Caderno Viva: No site, o link com escritores, psicólogos, terapeutas, pensadores busca o conhecimento da ciência, religião e filosofia de forma a integrá-las holísticamente?

CR: Exatamente. O novo passo nesse projeto é a veiculação de um informativo escrito, que será distribuído gratuitamente em Fortaleza. Seria uma versão trimestral, em miniatura, do Portal Órion da Internet, com artigos de escritores, psicólogos, terapeutas, cientistas e filósofos sobre essa nossa época de mudança (ou seria mudança de época?) e a divulgação de eventos nessas linhas que estão programados, principalmente, em Fortaleza. Estamos na fase de elaboração do mesmo e em busca de colaboradores, principalmente financeiros, já que o informativo não tem fins lucrativos, mas exclusivamente informativo.

 

Caderno Viva: A seu ver, em que a visão holística está contribuindo para a modificação de nossa realidade atual?

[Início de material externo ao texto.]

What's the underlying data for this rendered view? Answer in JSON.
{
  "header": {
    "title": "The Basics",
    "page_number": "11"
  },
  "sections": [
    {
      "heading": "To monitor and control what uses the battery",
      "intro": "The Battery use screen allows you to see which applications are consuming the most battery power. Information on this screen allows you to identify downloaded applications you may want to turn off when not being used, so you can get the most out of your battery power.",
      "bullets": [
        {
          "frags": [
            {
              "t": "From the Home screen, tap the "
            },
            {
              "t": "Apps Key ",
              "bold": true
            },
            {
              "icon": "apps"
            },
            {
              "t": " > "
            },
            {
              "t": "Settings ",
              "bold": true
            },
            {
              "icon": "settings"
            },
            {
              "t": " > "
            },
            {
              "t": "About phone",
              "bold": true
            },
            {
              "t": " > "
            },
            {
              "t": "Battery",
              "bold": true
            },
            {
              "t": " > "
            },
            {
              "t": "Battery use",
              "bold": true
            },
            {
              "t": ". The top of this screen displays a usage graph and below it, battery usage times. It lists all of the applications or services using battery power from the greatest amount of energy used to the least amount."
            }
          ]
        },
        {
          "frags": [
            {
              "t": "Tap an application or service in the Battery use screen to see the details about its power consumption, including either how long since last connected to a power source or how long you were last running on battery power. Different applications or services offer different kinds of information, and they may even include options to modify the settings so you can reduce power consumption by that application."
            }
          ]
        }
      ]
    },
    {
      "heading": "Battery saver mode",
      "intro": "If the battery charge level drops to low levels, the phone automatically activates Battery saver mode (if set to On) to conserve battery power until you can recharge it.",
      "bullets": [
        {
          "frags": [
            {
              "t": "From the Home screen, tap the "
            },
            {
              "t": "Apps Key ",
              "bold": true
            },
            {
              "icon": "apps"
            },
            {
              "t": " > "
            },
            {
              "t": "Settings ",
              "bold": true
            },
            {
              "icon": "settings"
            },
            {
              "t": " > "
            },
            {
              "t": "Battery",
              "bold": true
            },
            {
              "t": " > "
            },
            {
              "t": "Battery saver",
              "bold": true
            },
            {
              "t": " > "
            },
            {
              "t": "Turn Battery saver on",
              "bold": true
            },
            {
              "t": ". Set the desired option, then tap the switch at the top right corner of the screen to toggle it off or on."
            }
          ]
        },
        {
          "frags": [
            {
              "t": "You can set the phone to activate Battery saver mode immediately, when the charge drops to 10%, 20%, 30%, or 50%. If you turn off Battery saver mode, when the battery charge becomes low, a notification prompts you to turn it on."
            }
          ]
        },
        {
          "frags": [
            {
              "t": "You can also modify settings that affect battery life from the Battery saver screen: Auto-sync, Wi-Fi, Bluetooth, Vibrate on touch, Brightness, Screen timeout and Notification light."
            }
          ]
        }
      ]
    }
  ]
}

CR: Holístico vem de holos, palavra grega que denota inteireza e totalidade. E é exatamente disso de que estamos falando: ver o homem como um todo e não recortado em partes descontínuas e desconectadas entre si. É ver o homem como um ser inserido num ambiente sócio-familiar e inseparável dele. É ver o homem inserido num meio-ambiente, interagindo com ele e sendo modificado por ele. É ver o homem como um Ser cósmico, pequeno-grande habitante no universo. Do ponto de vista quântico tudo o que existe faz parte de uma realidade una; tudo o que existe é impermanente e está interligado. Citando Roberto Crema, vice-reitor da UNIPAZ: É preciso escolher entre dois caminhos: o do dinossauro ou o do mutante. Os resistentes à transmutação, adeptos da esclerose do passado e do conhecido, novamente serão soterrados, excluindo-se da nova civilização. Aos mutantes da consciência será destinada a herança evolutiva da humanidade”.